TASK 7: Implement gmm_eval.m function (2pts)¶

The function has the following signature:

In [ ]:
function [AIC_curve, BIC_curve] =  gmm_eval(X, K_range, repeats, params)

It takes as input the range of $K$ values to consider, the number of repetitions and the structure of hyperparamters. Note that there are no evaluation functions provided for this task.

You can visually evaluate your function by modifying cov_type in the script tp4-gmm-part2.m. You should obtain plots similar to the following for the 1a dataset:

In [11]:
plot_curves(AIC_curve, BIC_curve, params)
In [13]:
plot_curves(AIC_curve, BIC_curve, params)
In [15]:
plot_curves(AIC_curve, BIC_curve, params)

By simply looking at the figure for the full covariance, one can quickly infer that $K=3$ and this type of covariance is the best parametrization for the data 1a dataset:

In [30]:
plot_gmm(X,Priors,Mu,Sigma,params,strcat(['Final Estimates ',params.cov_type,' covariance, k=',int2str(params.k)]));

The 1a dataset is somewhat ideal for model selection, as it was generated from a GMM itself. However, these metrics tend to yield different results for data that is not clearly described by a mixture of Gaussians or is not multi-modal. Take for example the data in 1b dataset, there is no clear elbow or "optimal" point for the range of $K=1:10$:

In [18]:
plot_curves(AIC_curve, BIC_curve, params)
In [20]:
plot_curves(AIC_curve, BIC_curve, params)
In [24]:
plot_curves(AIC_curve, BIC_curve, params)

The AIC metric always tends to the maximum number of clusters in these cases however, we can see that the BIC does penalize for model complexity.
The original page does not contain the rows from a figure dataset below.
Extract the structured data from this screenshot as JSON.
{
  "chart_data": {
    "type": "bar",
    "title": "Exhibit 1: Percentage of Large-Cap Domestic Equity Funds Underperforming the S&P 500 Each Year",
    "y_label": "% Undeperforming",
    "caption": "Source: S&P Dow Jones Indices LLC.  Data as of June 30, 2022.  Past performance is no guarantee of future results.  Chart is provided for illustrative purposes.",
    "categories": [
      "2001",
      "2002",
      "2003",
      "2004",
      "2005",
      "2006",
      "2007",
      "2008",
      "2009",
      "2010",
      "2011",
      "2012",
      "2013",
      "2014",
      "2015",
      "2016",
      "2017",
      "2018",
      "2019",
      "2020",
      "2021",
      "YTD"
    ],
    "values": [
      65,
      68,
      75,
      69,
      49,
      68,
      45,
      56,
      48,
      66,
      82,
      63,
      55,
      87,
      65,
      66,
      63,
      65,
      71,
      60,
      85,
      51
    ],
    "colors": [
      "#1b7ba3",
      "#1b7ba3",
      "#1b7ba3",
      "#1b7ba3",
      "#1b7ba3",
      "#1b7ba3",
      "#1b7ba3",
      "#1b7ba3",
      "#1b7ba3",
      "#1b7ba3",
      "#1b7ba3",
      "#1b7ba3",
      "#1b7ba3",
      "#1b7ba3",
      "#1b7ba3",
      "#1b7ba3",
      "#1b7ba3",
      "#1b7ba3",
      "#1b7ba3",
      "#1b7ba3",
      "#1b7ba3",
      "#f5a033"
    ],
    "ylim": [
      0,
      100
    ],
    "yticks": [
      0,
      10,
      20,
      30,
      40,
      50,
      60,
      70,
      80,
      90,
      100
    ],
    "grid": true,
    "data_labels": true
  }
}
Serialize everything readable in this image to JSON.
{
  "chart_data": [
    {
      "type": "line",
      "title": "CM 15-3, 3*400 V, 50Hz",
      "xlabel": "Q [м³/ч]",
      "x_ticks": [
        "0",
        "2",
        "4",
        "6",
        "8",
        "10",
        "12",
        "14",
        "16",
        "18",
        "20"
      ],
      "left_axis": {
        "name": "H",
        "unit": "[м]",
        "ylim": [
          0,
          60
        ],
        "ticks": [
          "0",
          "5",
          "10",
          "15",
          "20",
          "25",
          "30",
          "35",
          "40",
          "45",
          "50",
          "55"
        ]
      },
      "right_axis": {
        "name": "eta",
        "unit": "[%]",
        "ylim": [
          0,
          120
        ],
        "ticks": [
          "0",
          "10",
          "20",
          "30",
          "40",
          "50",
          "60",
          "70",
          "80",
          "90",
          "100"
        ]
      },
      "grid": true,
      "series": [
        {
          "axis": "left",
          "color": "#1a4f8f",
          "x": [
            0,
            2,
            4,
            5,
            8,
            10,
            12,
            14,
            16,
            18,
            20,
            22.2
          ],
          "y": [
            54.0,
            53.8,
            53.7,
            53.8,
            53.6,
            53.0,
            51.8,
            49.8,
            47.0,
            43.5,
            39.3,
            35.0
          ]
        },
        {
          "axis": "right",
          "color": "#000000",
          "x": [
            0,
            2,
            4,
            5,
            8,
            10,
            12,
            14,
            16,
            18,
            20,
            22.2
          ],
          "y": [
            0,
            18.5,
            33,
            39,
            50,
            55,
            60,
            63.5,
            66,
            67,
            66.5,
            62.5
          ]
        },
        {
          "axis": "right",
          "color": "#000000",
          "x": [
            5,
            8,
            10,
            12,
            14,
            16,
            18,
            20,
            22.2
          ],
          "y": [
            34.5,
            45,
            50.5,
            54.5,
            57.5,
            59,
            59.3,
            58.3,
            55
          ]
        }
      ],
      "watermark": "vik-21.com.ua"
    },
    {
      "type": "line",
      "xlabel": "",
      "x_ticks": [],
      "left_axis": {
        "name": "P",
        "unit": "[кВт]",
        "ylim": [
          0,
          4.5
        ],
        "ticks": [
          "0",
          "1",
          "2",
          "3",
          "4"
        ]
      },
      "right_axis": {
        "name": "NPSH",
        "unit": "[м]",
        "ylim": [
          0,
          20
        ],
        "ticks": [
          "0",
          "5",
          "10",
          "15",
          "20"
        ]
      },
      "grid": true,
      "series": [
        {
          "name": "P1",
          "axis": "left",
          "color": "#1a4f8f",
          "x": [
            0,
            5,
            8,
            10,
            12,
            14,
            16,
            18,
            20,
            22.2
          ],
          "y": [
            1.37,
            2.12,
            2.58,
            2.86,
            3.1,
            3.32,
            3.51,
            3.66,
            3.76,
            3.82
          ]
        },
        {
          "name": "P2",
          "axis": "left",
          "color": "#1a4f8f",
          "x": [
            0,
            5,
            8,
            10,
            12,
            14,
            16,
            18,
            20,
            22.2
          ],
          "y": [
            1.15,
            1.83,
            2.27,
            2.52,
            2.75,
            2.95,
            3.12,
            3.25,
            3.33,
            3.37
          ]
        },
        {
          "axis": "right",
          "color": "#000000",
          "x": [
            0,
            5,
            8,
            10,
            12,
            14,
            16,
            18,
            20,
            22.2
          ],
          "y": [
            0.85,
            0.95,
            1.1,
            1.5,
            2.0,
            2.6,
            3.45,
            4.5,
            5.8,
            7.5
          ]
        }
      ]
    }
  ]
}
By analyzing the BIC curve for the isotropic types of GMM, we can see that, in fact, the "optimal" K is 1, which would be the easiest representation of this particular dataset without considering the labels:

In [26]:
plot_gmm(X,Priors,Mu,Sigma,params,strcat(['Final Estimates ',params.cov_type,' covariance, k=',int2str(params.k)]));

If we had solely done model selection with a full Covariance matrix, one might have chosen $K=8$.

In [28]:
plot_gmm(X,Priors,Mu,Sigma,params,strcat(['Final Estimates ',params.cov_type,' covariance, k=',int2str(params.k)]));

Another way of evaluating your models when the AIC/BIC curves are not that informative, one can monitor the increase in the Likelihood of the model and select the "optimal" $K$ once the likelihood stabilizes.